A brief word about the CGuardiands US IDE pivotal trial, this is for US approval, for CMS and others- we’ve done this very carefully. Christina Brennan and others and Marvin, they’ve done a great job with this. We require either the NAV 6 distal protection, the best in class for distal filter protection, or the MoMa proximal protection those are the only two you are allowed, we know these are the best protection systems. The sites and operators are very carefully selected, cases must be approved by an experienced screening committee to get into the trial, so we’re not letting bad cases in the trial. The protocol has been carefully prepared and undergoes revisions on a regular basis from anything that we learn that wasn’t perfect. We review the cases after they’re done, and so what you have is what I think is an excellent stent combined with an excellent study with experienced sites, operators, mandated procedural techniques and the right technology and carefully selected and reviewed cases.​

Here’s one of our cases in the trial- you can see the aortic arch here and very slow flow in that red dotted arrow and the left carotid system.
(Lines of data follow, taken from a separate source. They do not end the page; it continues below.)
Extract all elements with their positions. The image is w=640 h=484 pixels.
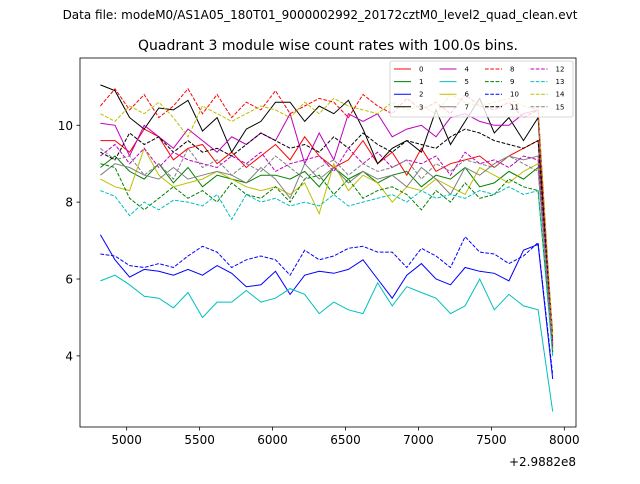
legend-label-6: 6 xyxy=(465,91,470,99)
x-tick-label-6000: 6000 xyxy=(257,433,288,447)
legend-label-8: 8 xyxy=(510,66,514,74)
series-line-1 xyxy=(100,155,554,353)
legend-label-4: 4 xyxy=(465,66,470,74)
legend-label-0: 0 xyxy=(419,66,423,74)
suptitle: Data file: modeM0/AS1A05_180T01_90000029… xyxy=(62,8,578,22)
series-line-13 xyxy=(100,186,554,356)
x-tick-label-5000: 5000 xyxy=(111,433,142,447)
legend-label-7: 7 xyxy=(465,103,469,111)
legend-label-5: 5 xyxy=(465,78,469,86)
x-offset-label: +2.9882e8 xyxy=(509,455,576,469)
series-line-2 xyxy=(99,234,554,380)
series-line-15 xyxy=(100,147,554,349)
series-line-4 xyxy=(100,109,554,345)
plot-area xyxy=(99,84,554,412)
legend-label-13: 13 xyxy=(556,78,565,86)
y-tick-label-4: 4 xyxy=(65,349,73,363)
legend-label-1: 1 xyxy=(419,78,423,86)
legend-label-14: 14 xyxy=(556,91,565,99)
x-tick-label-5500: 5500 xyxy=(184,433,215,447)
legend-label-9: 9 xyxy=(510,78,514,86)
legend-label-11: 11 xyxy=(510,103,519,111)
series-line-7 xyxy=(100,155,554,337)
legend-label-15: 15 xyxy=(556,103,565,111)
series-line-3 xyxy=(100,84,554,349)
series-line-9 xyxy=(100,163,554,353)
x-tick-label-8000: 8000 xyxy=(549,433,580,447)
series-line-14 xyxy=(100,93,554,337)
axes-frame xyxy=(79,57,577,428)
y-tick-label-6: 6 xyxy=(65,273,73,287)
x-tick-label-7500: 7500 xyxy=(476,433,507,447)
chart-title: Quadrant 3 module wise count rates with … xyxy=(138,38,518,54)
series-line-10 xyxy=(100,235,554,376)
series-line-8 xyxy=(100,87,554,345)
series-line-0 xyxy=(100,128,554,333)
series-line-11 xyxy=(100,128,554,341)
legend-label-2: 2 xyxy=(419,91,423,99)
series-line-5 xyxy=(100,274,554,412)
legend-label-12: 12 xyxy=(556,66,565,74)
legend-label-3: 3 xyxy=(419,103,423,111)
legend-label-10: 10 xyxy=(510,91,519,99)
series-line-6 xyxy=(100,147,554,356)
y-tick-label-8: 8 xyxy=(65,196,73,210)
x-tick-label-7000: 7000 xyxy=(403,433,434,447)
legend-box xyxy=(389,60,574,118)
y-tick-label-10: 10 xyxy=(58,119,73,133)
x-tick-label-6500: 6500 xyxy=(330,433,361,447)
series-line-12 xyxy=(100,143,554,345)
This is a severely symptomatic patient, you can see how tight at the red area of the carotid is you really want protection for this kind of person who’s already thrown a little pieces to her brain. ​

Look how slow the flow is getting to the brain and the dotted arrows that’s at baseline.
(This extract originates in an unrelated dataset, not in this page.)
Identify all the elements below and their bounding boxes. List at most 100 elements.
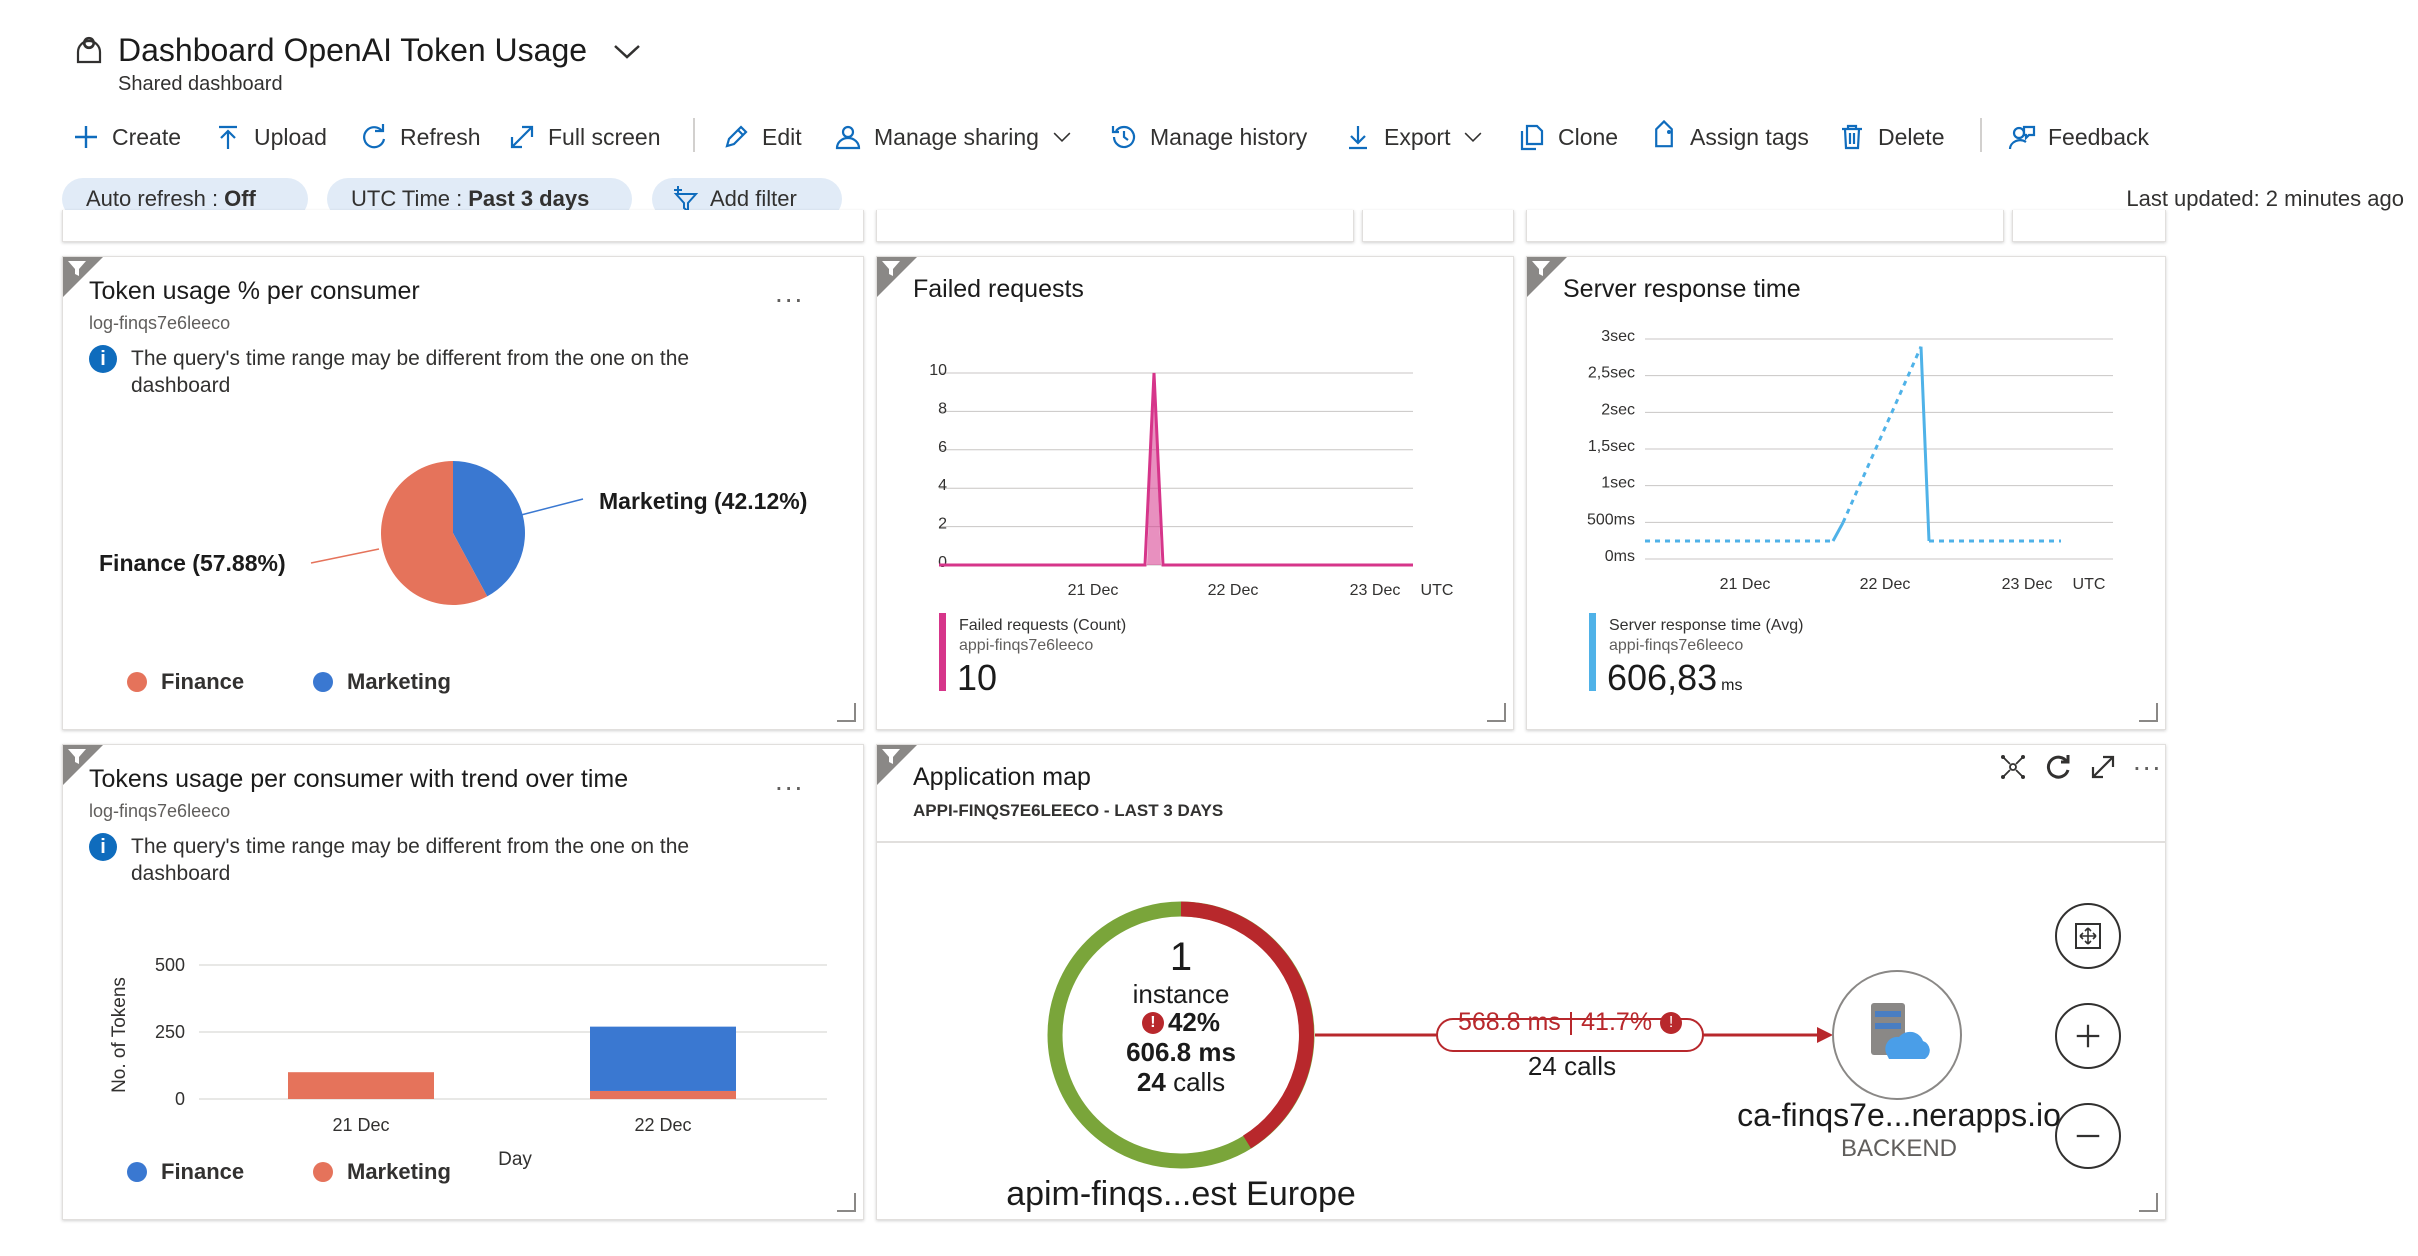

So, here’s the proximal protection system. This is a balloon in the external carotid, we’re going to shut the blood supply, and in the red circle you’ll see me steering a 0.014 inch wire in a protected fashion OK. With the protection we do a balloon, and then in the red dotted arrow this is a CGuard being released, and it comes out into the carotid artery.

This is that stent, and then we inflate a balloon within the stent.​

Here’s the final nice result, with the protection of the micro mesh, to prevent any of this from getting up to the brain now or later.

Look how brisk the flow is compared to what I showed you before. You know this patient right after this was asking me immediately for calculus book which we had to deliver to the bedside. I may be exaggerating slightly, but the flow was a lot better.​


So if I was an investor, I’m not, I’m a plumber, so this is up to you guys but if I was an investor, why would I consider investing here? I think it’s an awesome stent, I believe it, and it’s got a lot of data and experience already with more accumulating. The company is a nice company. When you have savvy leadership and yet they are user-friendly, you all know and we know it as docs, it’s nice to have that combination, and user friendliness I believe it’s there. There’s a potential that CMS is currently reviewing the national coverage decision so that we may even expand coverage for carotid stenting. That comes, we have a predictable IDE trial that is ongoing now, predictable is an air quotes, but you know we’ve designed it to be a win for the stent because it’s a good stent and done correctly in a good trial. Again, there’s already an increasing trend toward carotid stenting even amongst the vascular surgeons, couple that with increasing reimbursement options, it may be a very good time. And again this stent is going to be designed in such a way, and again these are the forward thinking statements, so it could be compatible with TCAR which the vascular surgeons are embracing, or from transfemoral and there are other new indications and devices being tested in their technology pipeline.​

So in conclusion, InspireMD has a very unique stent and a lot of suggestions that it will be the best in class carotid stent. There’s already excellent experience and data long term for this. In the US, the pivotal IDE trial is enrolling well, with very favorable results to date, and expected to continue with favorable results. Increasing trend towards carotid stenting and potential increases in reimbursement, in my opinion, make this a unique time and opportunity for mutually beneficial partnerships amongst all of us.